The predisposing and occasional causes of pulmonick inflammation are, epidemick state of the air; sudden vicissitudes of the seasons and weather from heat to cold; sudden suppression of perspiration, or of pulmonary exhalation; inspiration of cold air; sudden exposure to keen cold air, especially after breathing in a warm room, or drinking warm liquors; cold liquors drank when the body is heated; intemperance and sottishness, particularly in spirituous liquors; dry cold winds; strong muscular exercise, or manual labour; repulsion of cutaneous eruption, febrile or chronic; exsiccation of old ulcers; suppression of habitual evacuation and eruption; translation to and deposition of morbid matter on the lungs; consequence and dregs of small pox and measles; symptomatick from some other diseases.

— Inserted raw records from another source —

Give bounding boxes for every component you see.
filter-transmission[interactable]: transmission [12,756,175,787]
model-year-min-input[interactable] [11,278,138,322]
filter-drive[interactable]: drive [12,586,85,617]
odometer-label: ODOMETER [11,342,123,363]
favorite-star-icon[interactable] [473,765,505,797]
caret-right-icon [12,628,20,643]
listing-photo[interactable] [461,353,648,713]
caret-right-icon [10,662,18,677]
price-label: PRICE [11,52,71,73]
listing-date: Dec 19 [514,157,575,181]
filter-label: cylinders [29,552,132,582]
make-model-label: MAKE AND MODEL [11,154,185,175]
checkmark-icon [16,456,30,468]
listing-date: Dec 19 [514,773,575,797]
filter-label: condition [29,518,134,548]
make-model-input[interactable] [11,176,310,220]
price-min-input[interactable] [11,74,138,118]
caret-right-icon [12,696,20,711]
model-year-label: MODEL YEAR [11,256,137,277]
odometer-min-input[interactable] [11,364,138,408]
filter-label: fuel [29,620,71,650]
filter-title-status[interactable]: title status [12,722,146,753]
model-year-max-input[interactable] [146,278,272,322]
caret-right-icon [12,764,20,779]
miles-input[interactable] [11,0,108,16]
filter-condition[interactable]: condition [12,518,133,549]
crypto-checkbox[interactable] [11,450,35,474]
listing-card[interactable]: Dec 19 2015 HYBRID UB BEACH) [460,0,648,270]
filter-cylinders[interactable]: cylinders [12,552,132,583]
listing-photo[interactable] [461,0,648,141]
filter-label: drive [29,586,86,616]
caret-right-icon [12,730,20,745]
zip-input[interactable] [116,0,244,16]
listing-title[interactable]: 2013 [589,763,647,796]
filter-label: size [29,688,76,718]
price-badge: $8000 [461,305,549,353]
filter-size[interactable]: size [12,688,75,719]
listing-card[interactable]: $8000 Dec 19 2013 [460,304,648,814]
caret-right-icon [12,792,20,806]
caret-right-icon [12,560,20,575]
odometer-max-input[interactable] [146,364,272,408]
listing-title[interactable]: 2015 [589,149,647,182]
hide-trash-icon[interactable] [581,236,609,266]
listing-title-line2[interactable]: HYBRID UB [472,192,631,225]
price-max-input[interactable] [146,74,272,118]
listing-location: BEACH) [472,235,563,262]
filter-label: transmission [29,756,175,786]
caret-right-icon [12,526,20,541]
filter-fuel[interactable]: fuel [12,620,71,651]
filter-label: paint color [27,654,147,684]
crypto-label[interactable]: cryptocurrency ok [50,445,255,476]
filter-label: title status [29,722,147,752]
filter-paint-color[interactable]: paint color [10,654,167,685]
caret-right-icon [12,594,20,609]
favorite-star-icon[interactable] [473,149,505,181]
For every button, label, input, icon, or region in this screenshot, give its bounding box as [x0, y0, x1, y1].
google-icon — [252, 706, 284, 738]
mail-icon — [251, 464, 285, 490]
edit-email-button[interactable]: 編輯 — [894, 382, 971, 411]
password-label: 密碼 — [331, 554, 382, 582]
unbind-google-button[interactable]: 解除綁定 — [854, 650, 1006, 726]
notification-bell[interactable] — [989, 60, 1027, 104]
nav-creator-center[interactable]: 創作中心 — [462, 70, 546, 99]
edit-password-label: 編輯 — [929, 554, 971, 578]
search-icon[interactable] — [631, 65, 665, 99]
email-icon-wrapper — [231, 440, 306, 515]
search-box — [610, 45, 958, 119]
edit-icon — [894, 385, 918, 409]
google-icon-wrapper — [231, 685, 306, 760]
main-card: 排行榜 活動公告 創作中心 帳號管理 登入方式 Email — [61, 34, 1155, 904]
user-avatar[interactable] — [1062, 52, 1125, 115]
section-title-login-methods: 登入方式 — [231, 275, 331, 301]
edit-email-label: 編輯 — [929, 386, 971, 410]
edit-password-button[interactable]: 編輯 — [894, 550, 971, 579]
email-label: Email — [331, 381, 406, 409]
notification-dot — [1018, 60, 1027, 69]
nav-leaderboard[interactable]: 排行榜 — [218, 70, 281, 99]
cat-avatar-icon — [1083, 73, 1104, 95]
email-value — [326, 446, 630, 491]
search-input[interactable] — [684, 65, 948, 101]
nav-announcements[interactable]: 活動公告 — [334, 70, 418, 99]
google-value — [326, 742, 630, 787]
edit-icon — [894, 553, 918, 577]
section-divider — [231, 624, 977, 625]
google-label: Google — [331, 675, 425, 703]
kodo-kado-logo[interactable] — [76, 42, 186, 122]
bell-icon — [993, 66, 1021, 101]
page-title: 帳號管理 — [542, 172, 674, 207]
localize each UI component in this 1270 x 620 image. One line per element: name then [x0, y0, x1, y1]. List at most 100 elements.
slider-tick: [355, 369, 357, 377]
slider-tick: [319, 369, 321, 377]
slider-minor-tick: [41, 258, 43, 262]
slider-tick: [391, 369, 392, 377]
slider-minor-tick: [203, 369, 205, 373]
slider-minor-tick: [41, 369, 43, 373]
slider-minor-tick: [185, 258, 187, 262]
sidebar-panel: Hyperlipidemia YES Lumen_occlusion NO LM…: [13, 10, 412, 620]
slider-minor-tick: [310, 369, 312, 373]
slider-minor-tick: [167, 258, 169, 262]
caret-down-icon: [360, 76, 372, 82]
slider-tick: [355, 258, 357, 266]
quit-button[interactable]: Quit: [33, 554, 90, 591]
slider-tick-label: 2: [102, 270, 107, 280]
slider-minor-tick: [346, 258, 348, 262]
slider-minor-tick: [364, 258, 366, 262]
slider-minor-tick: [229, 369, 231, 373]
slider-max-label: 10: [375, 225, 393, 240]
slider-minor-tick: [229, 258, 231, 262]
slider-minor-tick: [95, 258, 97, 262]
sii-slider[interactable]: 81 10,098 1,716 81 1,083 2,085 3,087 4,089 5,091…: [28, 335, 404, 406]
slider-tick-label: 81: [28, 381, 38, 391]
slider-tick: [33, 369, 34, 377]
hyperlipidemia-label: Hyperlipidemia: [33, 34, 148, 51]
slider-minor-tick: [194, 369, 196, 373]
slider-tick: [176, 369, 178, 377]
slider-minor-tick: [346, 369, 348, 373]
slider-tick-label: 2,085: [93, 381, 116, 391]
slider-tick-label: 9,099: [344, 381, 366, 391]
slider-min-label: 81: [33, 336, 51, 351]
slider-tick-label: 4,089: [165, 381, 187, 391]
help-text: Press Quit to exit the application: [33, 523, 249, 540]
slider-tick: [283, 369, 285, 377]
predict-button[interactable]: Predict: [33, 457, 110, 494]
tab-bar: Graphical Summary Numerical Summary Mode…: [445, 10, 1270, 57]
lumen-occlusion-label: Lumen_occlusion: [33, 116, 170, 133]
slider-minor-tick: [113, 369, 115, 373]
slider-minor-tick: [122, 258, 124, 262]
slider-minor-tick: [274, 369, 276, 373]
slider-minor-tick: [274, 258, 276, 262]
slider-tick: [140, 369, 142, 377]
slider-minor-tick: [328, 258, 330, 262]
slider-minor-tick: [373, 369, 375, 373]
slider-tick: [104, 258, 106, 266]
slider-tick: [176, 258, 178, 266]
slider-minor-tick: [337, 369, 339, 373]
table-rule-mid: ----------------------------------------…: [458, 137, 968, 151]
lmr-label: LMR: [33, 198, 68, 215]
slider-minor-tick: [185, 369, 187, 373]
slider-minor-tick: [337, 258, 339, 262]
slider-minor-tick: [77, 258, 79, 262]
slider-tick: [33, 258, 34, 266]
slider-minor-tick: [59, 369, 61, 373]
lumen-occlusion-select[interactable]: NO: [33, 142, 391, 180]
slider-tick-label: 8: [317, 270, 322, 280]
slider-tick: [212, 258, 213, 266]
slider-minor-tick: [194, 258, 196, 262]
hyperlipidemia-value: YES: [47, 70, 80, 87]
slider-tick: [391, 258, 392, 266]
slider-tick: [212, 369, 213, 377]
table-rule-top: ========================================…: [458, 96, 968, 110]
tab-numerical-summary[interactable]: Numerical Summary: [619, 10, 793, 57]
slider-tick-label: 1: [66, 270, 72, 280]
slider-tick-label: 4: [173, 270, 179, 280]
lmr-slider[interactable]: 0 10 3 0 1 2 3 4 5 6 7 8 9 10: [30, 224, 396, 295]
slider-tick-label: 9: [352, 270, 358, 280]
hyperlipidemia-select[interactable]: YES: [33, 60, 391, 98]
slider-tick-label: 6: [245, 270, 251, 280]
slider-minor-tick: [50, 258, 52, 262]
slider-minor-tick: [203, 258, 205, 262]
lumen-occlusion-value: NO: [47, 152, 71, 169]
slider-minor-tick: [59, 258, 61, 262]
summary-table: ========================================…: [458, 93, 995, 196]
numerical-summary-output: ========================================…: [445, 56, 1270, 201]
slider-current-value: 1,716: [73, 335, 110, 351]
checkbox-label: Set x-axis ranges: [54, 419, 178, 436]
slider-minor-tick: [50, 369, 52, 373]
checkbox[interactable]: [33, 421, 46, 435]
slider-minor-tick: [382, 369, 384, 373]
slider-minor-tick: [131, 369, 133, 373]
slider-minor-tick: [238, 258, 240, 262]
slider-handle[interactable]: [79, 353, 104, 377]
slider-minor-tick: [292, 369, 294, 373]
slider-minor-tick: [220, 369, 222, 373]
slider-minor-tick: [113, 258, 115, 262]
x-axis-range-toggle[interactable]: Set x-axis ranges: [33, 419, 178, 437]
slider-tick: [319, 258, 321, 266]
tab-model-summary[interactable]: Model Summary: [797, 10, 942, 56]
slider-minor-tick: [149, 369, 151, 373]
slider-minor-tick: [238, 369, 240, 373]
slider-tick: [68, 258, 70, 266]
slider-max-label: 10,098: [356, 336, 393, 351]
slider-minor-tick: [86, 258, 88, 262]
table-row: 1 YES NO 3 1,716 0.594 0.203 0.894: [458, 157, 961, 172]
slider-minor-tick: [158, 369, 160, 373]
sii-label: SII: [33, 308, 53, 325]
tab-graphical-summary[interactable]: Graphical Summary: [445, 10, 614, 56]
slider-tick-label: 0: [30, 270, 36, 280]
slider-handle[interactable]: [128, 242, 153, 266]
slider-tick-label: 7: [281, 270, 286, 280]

Inflammations of the heart, mediastinum, and diaphragm, as solitary, are very rare diseases. The symptoms of Carditis are severe fever; pain and anxiety in the region of the heart; difficulty of breathing; cough; irregular pulse; palpitation, syncope. Inflammation of the diaphragm, paraphrenitis: the symptoms are, acute fever, intense pain in the breast darting to the back, and increased by inspiration, coughing and sneezing, and by natural exertion at stool and urine; restlessness, anxiety, dry cough, quick convulsive breathing; sneezing, hiccup, nausea, vomiting; compulsive painful grin on the countenance, delirium. When it occurs, it is generally complicated with inflammation of the adjacent organs, in either the thorax or the abdomen. As the heart is the main spring of the blood’s circulation, and the diaphragm the principal agent in respiration, it is evident that inflammation in either must be extremely dangerous.

Inflammation of the Liver,

hepatitis, acute and chronic. Both species are much more frequent in tropical climates and warm regions, than in northern and cold; and more so in the former during the hottest seasons of the year. The sensibility of the liver being dull, its inflammation is less painful than that of any other viscus. The symptoms are, fever, pain in the right side under the false ribs, and felt at the corresponding clavicle, scapula, and hand; sensation of heat and heaviness in the hepatick region; difficulty of breathing, more especially when the inflammation invests the superior convex part of the liver; there is often dry cough; nausea, bilious vomiting, and diarrhœa; the urine of a fiery or saffron-colour; and generally, but not always, the eyes, countenance, and skin more or less of a jaundice tinge; the pulse not remarkably disturbed; but thirst. Sometimes hepatick inflammation is entangled with that of some contiguous organs of the lungs or abdomen, and with their respective features. The acute hepatitis, but not the chronic, is usually terminated in a few days, at the utmost fourteen or twenty-one, by discussion, suppuration, or gangrene. Critical resolution may be variously accompanied with bilious diarrhœa and urine, nasal or hemorrhoidal hemorrhage, copious bilious sweats. Suppuration is not an unfrequent termination: after which many survive, but with difficult and slow recovery. The purulency may be expurgated by absorption, by the biliary ducts, by erosion of the abdominal muscles, or by an artificial opening when the abscess is perceptible externally; and sometimes it erodes the diaphragm and lungs.

The predisposing and occasional causes are, burning climates; acrid viscid bile; the blood tenacious and glutinous in consistence; calculi, steatome, worms in the biliary ducts; bilious vomiting; sudden refrigeration of the body when heated, and obstructed perspiration; thirst, and not sufficient dilution of the blood; intoxication and abuse of spirituous liquors; poisons; external injuries; violent exercise; passions of mind; inveterate hypochondriasm; translation of purulent matter to the liver; symptomatick.

Inflammation of the Spleen is a rare occurrence: schirrus of that organ is far more frequent. The Peritonitis is also an uncommon inflammatory vagrant: it will be revived hereafter under Puerperal Fever.